Je ne vous trouble point. Approche, puissant roi,
Grand monarque de l’Inde ; on parle ici de toi :
On veut en ta faveur combattre ma colère ;
On dit que tes désirs n’aspirent qu’à me plaire,
Que mes rigueurs ne font qu’affermir ton amour :
On fait plus, et l’on veut que je t’aime à mon tour.
Mais sais-tu l’entreprise où s’engage ta flamme ?
Sais-tu par quels secrets on peut toucher mon âme ?
Es-tu prêt…

TAXILE.

Es-tu prêt… Ah ! madame, éprouvez seulement
Ce que peut sur mon cœur un espoir si charmant.
Que faut-il faire ?

AXIANE.

Que faut-il faire ? Il faut, s’il est vrai que l’on m’aime,
Aimer la gloire autant que je l’aime moi-même,
Ne m’expliquer ses vœux que par mille beaux faits,
Et haïr Alexandre autant que je le hais ;
Il faut marcher sans crainte au milieu des alarmes ;
Il faut combattre, vaincre, ou périr sous les armes.
Jette, jette les yeux sur Porus et sur toi,
Et juge qui des deux était digne de moi.
Oui, Taxile, mon cœur, douteux en apparence,
D’un esclave et d’un roi faisait la différence.
Je l’aimai ; je l’adore : et puisqu’un sort jaloux
Lui défend de jouir d’un spectacle si doux,
C’est toi que je choisis pour témoin de sa gloire :
Mes pleurs feront toujours revivre sa mémoire ;
Toujours tu me verras, au fort de mon ennui,
Mettre tout mon plaisir à te parler de lui.

TAXILE.

Ainsi je brûle en vain pour une âme glacée :
L’image de Porus n’en peut être effacée.
Quand j’irais, pour vous plaire, affronter le trépas,
Je me perdrais, madame, et ne vous plairais pas.
Je ne puis donc…

AXIANE.

Je ne puis donc… Tu peux recouvrer mon estime :
Dans le sang ennemi tu peux laver ton crime.
L’occasion te rit : Porus dans le tombeau
Rassemble ses soldats autour de son drapeau ;
Son ombre seule encor semble arrêter leur fuite.
Les tiens mêmes, les tiens, honteux de ta conduite,
Font lire sur leurs fronts justement courroucés
Le repentir du crime où tu les as forcés.
Va seconder l’ardeur du feu qui les dévore ;
Venge nos libertés qui respirent encore ;
De mon trône et du tien deviens le défenseur ;
Cours, et donne à Porus un digne successeur…
Tu ne me réponds rien ! Je vois sur ton visage
Qu’un si noble dessein étonne ton courage.
Je te propose en vain l’exemple d’un héros ;
Tu veux servir.
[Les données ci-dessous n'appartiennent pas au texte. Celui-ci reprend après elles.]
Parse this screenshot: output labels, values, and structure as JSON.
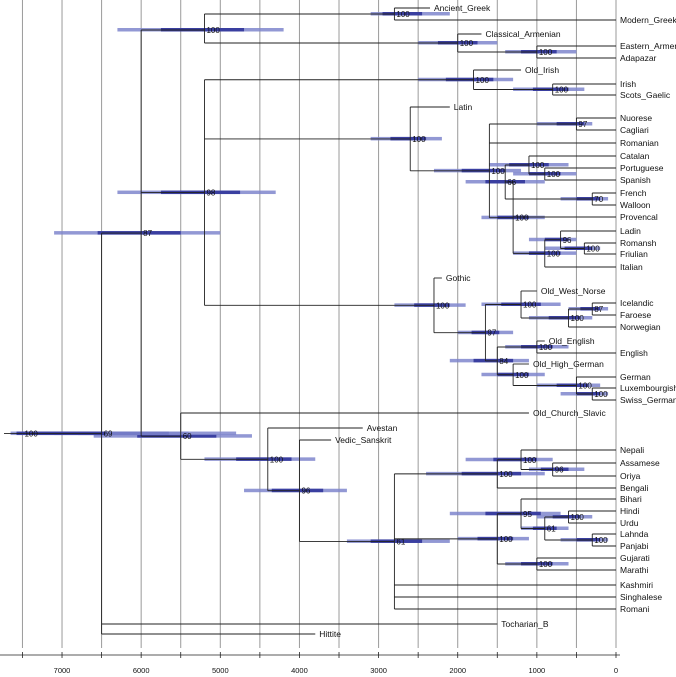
{
  "chart_data": {
    "type": "phylogenetic-tree",
    "title": "",
    "xlabel": "",
    "axis_ticks": [
      7000,
      6000,
      5000,
      4000,
      3000,
      2000,
      1000,
      0
    ],
    "xlim": [
      7750,
      0
    ],
    "grid": true,
    "taxa": [
      "Ancient_Greek",
      "Modern_Greek",
      "Classical_Armenian",
      "Eastern_Armenian",
      "Adapazar",
      "Old_Irish",
      "Irish",
      "Scots_Gaelic",
      "Latin",
      "Nuorese",
      "Cagliari",
      "Romanian",
      "Catalan",
      "Portuguese",
      "Spanish",
      "French",
      "Walloon",
      "Provencal",
      "Ladin",
      "Romansh",
      "Friulian",
      "Italian",
      "Gothic",
      "Old_West_Norse",
      "Icelandic",
      "Faroese",
      "Norwegian",
      "Old_English",
      "English",
      "Old_High_German",
      "German",
      "Luxembourgish",
      "Swiss_German",
      "Old_Church_Slavic",
      "Avestan",
      "Vedic_Sanskrit",
      "Nepali",
      "Assamese",
      "Oriya",
      "Bengali",
      "Bihari",
      "Hindi",
      "Urdu",
      "Lahnda",
      "Panjabi",
      "Gujarati",
      "Marathi",
      "Kashmiri",
      "Singhalese",
      "Romani",
      "Tocharian_B",
      "Hittite"
    ],
    "support_values": [
      "100",
      "100",
      "100",
      "100",
      "100",
      "100",
      "100",
      "100",
      "97",
      "100",
      "100",
      "100",
      "70",
      "66",
      "100",
      "100",
      "100",
      "98",
      "96",
      "100",
      "100",
      "87",
      "100",
      "100",
      "97",
      "100",
      "84",
      "100",
      "100",
      "100",
      "89",
      "100",
      "60",
      "100",
      "96",
      "100",
      "100",
      "95",
      "100",
      "61",
      "100",
      "100",
      "100",
      "61",
      "100",
      "100",
      "69",
      "100"
    ],
    "notes": ""
  }
}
Va, sers ; et me laisse en repos.

TAXILE.

Madame, c’en est trop. Vous oubliez peut-être
Que, si vous m’y forcez, je puis parler en maître ;
Que je puis me lasser de souffrir vos dédains ;
Que vous et vos États, tout est entre mes mains ;
Qu’après tant de respects, qui vous rendent plus fière
Je pourrai…

AXIANE.

Je pourrai… Je t’entends. Je suis ta prisonnière :
Tu veux peut-être encor captiver mes désirs ;
Que mon cœur, en tremblant, réponde à tes soupirs :
Eh bien ! dépouille enfin cette douceur contrainte ;
Appelle à ton secours la terreur et la crainte ;
Parle en tyran tout prêt à me persécuter ;
Ma haine ne peut croître, et tu peux tout tenter.
Surtout ne me fais point d’inutiles menaces.
Ta sœur vient t’inspirer ce qu’il faut que tu fasses :
Adieu. Si ses conseils et mes vœux en sont crus,
Tu m’aideras bientôt à rejoindre Porus.

TAXILE.

Ah ! plutôt…


Scène IV.

TAXILE, CLÉOFILE.
CLÉOFILE.

Ah ! plutôt… Ah ! quittez cette ingrate princesse,
Dont la haine a juré de nous troubler sans cesse ;
Qui met tout son plaisir à vous désespérer.
Oubliez…

TAXILE.

Oubliez… Non, ma sœur, je la veux adorer.
Je l’aime ; et quand les vœux que je pousse pour elle
N’en obtiendraient jamais qu’une haine immortelle.
Malgré tous ses mépris, malgré tous vos discours,
Malgré moi-même, il faut que je l’aime toujours.
Sa colère, après tout, n’a rien qui me surprenne :
C’est à vous, c’est à moi qu’il faut que je m’en prenne.
Sans vous, sans vos conseils, ma sœur, qui m’ont trahi,
Si je n’étais aimé, je serais moins haï ;
Je la verrais, sans vous, par mes soins défendue,
Entre Porus et moi demeurer suspendue ;
Et ne serait-ce pas un bonheur trop charmant
Que de l’avoir réduite à douter un moment ?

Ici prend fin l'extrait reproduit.